На четвертый день хлестьба прекратилась, и к вечеру первый раз дернули сигнал из собора. Можно было звонить. Василий отзвонил к вечерне и, не глядя на город, спустился в собор.

Вечерню служил сам протоiерей, народу было много.

Еще на паперти подошел к нему Пенкин и промолвил, насмешливо жуя нижней губой:

— Поздравляю с новой властью!

— С какою? — спросил Василий.

— Весною цари ушли, осенью псари пришли. В порядке вещей: осень самое псарское время: они тут как тут из отъезжего поля и явились.

Василий ничего не ответил Пенкину и вошел в самый собор.

Кто молился, кто плакал. Шепотом передавали друг другу какие-то вести, тут же и хоронясь друг от друга, и почему-то озираясь на входные двери.

В алтаре протоиерей подозвал Василия и повторил ему сухим голосом:

— Ты не очень раззванивай-то. Не такое время. Умный сказал: посмотрим. Потише нам надо быть.

Василий ничего не ответил. Постоял у образа Всех святых, у кануна с догоравшими худенькими свечками. Молиться не хотелось. Он опять прошел на паперть.

В толпе кто-то взял его за руку и потянул за собой к выходу: это была Тришачиха.

Она было в старом, выцветшем бурнусе, похудевшая, в черном головном платке. Лицо ее было бледно и спокойно. На стене паперти по обеих сторонам от входа в собор были написаны два ангела, изгоняющие входящих и исходящих из церкви; в руках они держали обнаженный меч и свиток, исписанный именами.

Тришачиха указала на соборную дверь и произнесла тихо:

— Врата его не имут затвориться во дни: нóщи бо не будет ту.

И, посмотрев на Василия, строго, приказала ему:

— А ты рей, раб Божий, рей, звони над градом, как ангел реющ, — и ничего не бойся!.. «Се гряду скоро», — глаголет Святый.

5.

Когда распоп Геликонский слег в постель — был небольшой жар и кружилась голова, — он прямо сказал домашним:

— Ну вот, умирать я буду.

Жена — высокая, с вплотную, туго причесанными седыми волосами, худая, тихая — подошла к постели, взяла расстригину длинную и легкую руку, пощупала пульс и, не возражая, спросила тихо и покорно:

— А может быть, ошибаетесь, Серафим Иванович? (Она говорила ему всегда «вы», а с другими про него — «они»).

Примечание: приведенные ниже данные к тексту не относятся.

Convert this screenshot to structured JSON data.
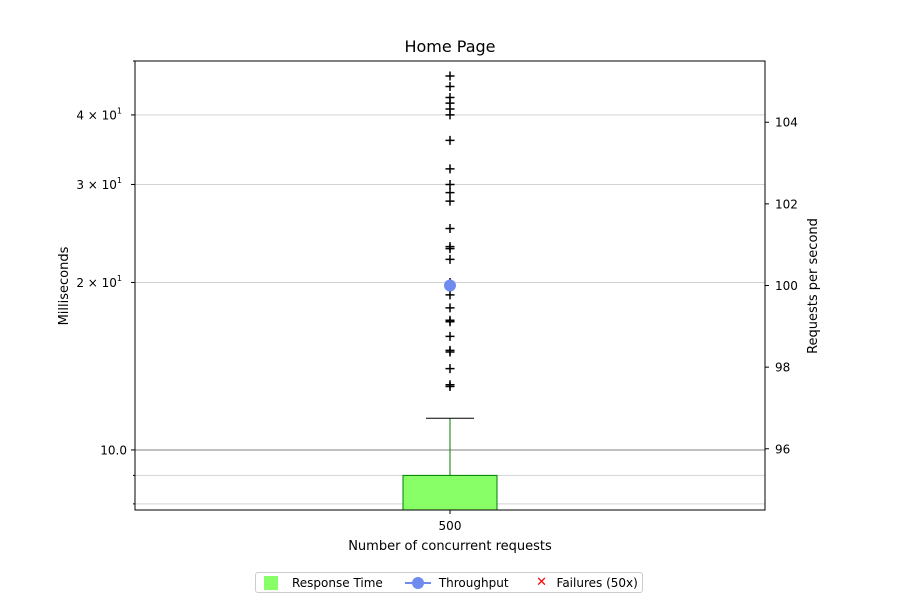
{
  "chart_data": {
    "type": "box",
    "title": "Home Page",
    "xlabel": "Number of concurrent requests",
    "ylabel_left": "Milliseconds",
    "ylabel_right": "Requests per second",
    "categories": [
      "500"
    ],
    "y_left_scale": "log",
    "y_left_range": [
      7.8,
      50
    ],
    "y_left_ticks": [
      {
        "value": 10,
        "label": "10.0"
      },
      {
        "value": 20,
        "label": "2×10^1",
        "base": "2 × 10",
        "exp": "1"
      },
      {
        "value": 30,
        "label": "3×10^1",
        "base": "3 × 10",
        "exp": "1"
      },
      {
        "value": 40,
        "label": "4×10^1",
        "base": "4 × 10",
        "exp": "1"
      }
    ],
    "y_left_minor_gridlines": [
      8,
      9,
      20,
      30,
      40,
      50
    ],
    "y_right_range": [
      94.5,
      105.5
    ],
    "y_right_ticks": [
      96,
      98,
      100,
      102,
      104
    ],
    "box": {
      "q1": 7.8,
      "q3": 9.0,
      "median": 7.8,
      "whisker_low": 7.8,
      "whisker_high": 11.4,
      "fliers": [
        13.0,
        13.1,
        14.0,
        15.0,
        15.1,
        16.0,
        17.0,
        17.1,
        18.0,
        19.0,
        20.0,
        22.0,
        23.0,
        23.2,
        25.0,
        28.0,
        29.0,
        30.0,
        32.0,
        36.0,
        40.0,
        41.0,
        42.0,
        43.0,
        45.0,
        47.0
      ]
    },
    "throughput": [
      100
    ],
    "failures": [],
    "grid": true,
    "legend_position": "bottom-center",
    "legend": [
      {
        "label": "Response Time",
        "color": "#88ff66"
      },
      {
        "label": "Throughput",
        "color": "#6e8cf0"
      },
      {
        "label": "Failures (50x)",
        "color": "#ff0000"
      }
    ],
    "colors": {
      "box_fill": "#88ff66",
      "box_edge": "#007f00",
      "whisker": "#007f00",
      "throughput": "#6e8cf0",
      "grid": "#d3d3d3",
      "median_grid": "#808080"
    }
  }
}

Он улыбнулся ей приветливо:

— Кажется, не будет ошибки…

Она внимательно посмотрела ему в лицо. Вспомнила давние материны слова: «кому умереть, у того поллица тенью от ангелова крыла покроется». Показалось ей, будто нет на его лице этой тени: оно было светло и ясно. Но ничего не сказала, помолчала — и спросила:

— Может, вы мне сказать что-нибудь хотите, Серафим Иванович? — сказала — и потупилась.

— Все сказано, Машенька.

И добавил, помолчав:

— А вот хочу еще звон Власов слышать. Позвонил бы Василий. Попросить бы.

— Теперь великий пост начался, Серафим Иванович. Не отказал бы он.

— Попросить бы. Под воскресенье. Хочу в последний раз послушать. Будто с неба он.

— Там услышите, — сказала Марья Ивановна и заплакала.

Она приткнулась лбом к стенке крашеного стула.

— А как не услышу? — с тихою строгостью спросил расстрига.

— Услышите! — отозвалась, рыдая, Марья Ивановна.

— Верил и верю: Бог милосерд! — твердо произнес расстрига и крупным, медлительным крестом перекрестился на образ. — Не плачь. Полно. А здешнего-то, колокольного-то… еще услыхать хочется. Я ведь в звон и родился, в самую обедню, — и умереть бы привел Бог под звон… Послушать бы.